Compliance Management, Government Regulations, Threat Management

Death of Swartz could yield reform of anti-hacking law

The suicide of Aaron Swartz, the computer programmer and freedom-of-information activist who was slapped with computer intrusion charges that could have imprisoned him for 35 years, may prompt changes to a federal anti-hacking statute that many view as overly broad, heavy-handed and outdated.

Rep. Zoe Lofgren, D-Calif., on Tuesday introduced a proposal (PDF), nicknamed "Aaron's Law," that would amend the Computer Fraud and Abuse Act (CFAA) to "exclude certain violations of agreements or contractual obligations, relating to internet service, from the purview of certain criminal prohibitions..."

In 2011, Swartz was charged under that provision when he accessed the network of the Massachusetts Institute of Technology to allegedly download more than four million articles from JSTOR, a database of academic journals. He never intended to sell them, only to make them freely available as part of an act of civil disobedience.

"We should prevent what happened to Aaron from happening to other internet users," Lofgren wrote on social news site Reddit, where she announced the proposal. (Swartz was Reddit's co-founder). "Using the law in this way could criminalize many everyday activities and allow for outlandishly severe penalties. When our laws need to be modified, Congress has a responsibility to act."

Had Lofgren's proposal been law, legal experts agree that it would have at least lessened the charges Swartz was facing and limited the amount of time he could have faced in prison.

Hanni Fakhoury, a staff attorney with the Electronic Frontier Foundation, told SCMagazine on Wednesday that the digital rights group has long believed that the CFAA contains wording that is too broad and vague, and opens the door for potential prosecutorial overreach. In particular, it states that a person can violate the law simply by exceeding authorized access, which could mean doing something as seemingly trivial as posting false information on one's Facebook profile, a violation of the social networking site's terms of service, or, in the case of Swartz, "downloading files in an efficient way that may be inconsiderate of other people's use of the network."

In addition, the penalties in CFAA are too severe, Fakhoury said.

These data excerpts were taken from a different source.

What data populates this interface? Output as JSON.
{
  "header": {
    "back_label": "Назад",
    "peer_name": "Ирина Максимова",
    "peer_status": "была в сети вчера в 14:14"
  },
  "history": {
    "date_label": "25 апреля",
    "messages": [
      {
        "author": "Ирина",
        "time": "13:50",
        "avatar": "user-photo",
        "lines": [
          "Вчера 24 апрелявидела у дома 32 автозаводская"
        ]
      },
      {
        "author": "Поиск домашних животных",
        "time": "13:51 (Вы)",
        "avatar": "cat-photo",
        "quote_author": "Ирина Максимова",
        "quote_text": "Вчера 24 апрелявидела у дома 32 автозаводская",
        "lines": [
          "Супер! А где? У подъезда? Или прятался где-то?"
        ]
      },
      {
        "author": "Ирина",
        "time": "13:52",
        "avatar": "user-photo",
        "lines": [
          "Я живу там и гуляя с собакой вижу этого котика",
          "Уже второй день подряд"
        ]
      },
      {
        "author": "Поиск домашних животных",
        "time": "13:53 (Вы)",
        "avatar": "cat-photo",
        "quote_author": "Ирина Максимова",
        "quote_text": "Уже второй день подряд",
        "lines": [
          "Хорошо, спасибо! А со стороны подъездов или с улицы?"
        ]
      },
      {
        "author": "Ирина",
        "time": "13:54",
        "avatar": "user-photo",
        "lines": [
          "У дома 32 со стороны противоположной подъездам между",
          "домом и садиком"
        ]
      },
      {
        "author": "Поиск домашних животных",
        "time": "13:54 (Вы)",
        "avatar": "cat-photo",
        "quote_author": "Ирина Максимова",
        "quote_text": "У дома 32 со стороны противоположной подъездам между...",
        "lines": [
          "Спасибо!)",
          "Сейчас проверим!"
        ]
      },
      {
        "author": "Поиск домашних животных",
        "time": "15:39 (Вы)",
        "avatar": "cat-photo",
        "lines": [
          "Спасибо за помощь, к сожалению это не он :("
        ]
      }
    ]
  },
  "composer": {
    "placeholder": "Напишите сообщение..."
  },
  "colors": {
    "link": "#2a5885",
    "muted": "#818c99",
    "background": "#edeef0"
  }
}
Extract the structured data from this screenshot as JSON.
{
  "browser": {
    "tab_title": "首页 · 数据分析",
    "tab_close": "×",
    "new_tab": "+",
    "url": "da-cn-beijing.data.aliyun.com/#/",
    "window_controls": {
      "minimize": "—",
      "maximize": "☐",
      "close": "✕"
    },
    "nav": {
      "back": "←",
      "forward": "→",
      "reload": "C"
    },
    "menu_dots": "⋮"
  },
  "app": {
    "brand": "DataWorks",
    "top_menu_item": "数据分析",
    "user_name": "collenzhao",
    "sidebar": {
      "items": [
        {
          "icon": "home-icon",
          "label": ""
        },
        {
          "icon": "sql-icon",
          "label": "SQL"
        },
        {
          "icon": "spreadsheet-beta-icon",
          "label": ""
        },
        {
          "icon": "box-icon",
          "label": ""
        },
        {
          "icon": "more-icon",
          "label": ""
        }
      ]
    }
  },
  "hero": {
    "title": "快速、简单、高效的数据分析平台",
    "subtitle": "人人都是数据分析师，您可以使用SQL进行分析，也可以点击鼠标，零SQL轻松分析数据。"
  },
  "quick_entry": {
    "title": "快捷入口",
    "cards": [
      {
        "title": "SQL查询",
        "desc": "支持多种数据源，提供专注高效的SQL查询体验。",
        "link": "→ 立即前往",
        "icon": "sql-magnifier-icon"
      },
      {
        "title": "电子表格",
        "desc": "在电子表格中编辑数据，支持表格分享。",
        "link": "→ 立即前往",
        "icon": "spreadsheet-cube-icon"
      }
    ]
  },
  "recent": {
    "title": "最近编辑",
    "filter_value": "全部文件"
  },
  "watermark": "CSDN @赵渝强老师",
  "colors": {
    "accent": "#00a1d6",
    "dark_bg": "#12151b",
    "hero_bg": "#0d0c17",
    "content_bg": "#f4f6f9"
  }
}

Specifically, its misdemeanor provision is too narrow, and most of the law's possible offenses are classified as felonies, with a maximum punishment beginning at five years in prison.

He said Lofgren's proposal essentially would "codify" a recent decision by the 9th U.S. Circuit Court of Appeals in San Francisco.

That decision said employees who violate their organization's user policies – which may include something as simple as visiting a website they are not supposed to – do not violate the CFAA. The ruling (PDF) involved the case of David Nosal, a former manager at executive search firm Korn/Ferry. He was charged with convincing three of his former co-workers to use their valid login credentials to access and download customer lists and then transfer them to him so he could start a competing company.

Swartz, meanwhile, allegedly used a software program to automate the downloading process and evade detection by monitoring systems, prosecutors said. The massive amount of downloads damaged JSTOR's computers, brought down some of its servers and prevented some MIT computers from accessing research.

But according to an expert witness who was helping the defense prepare for Swartz's upcoming trial, MIT's network is widely known as one of academia's most open and unrestricted, and, while Swartz allegedly broke into a wiring closet and used a custom computer script that enabled him to download the mass quantity of articles, he did not perpetrate a conventional hack.

"Aaron did not use parameter tampering, break a CAPTCHA, or do anything more complicated than call a basic command line tool that downloads a file in the same manner as right-clicking and choosing 'Save As' from your favorite browser," said the witness, Alex Stamos, CTO of Artemis Internet.

In addition to Logren's measure, a petition has been filed to reform the CFAA, as well as another to remove from office the prosecutor in Swartz's case, Carmen Ortiz. The White House must respond once 25,000 signatures are reached.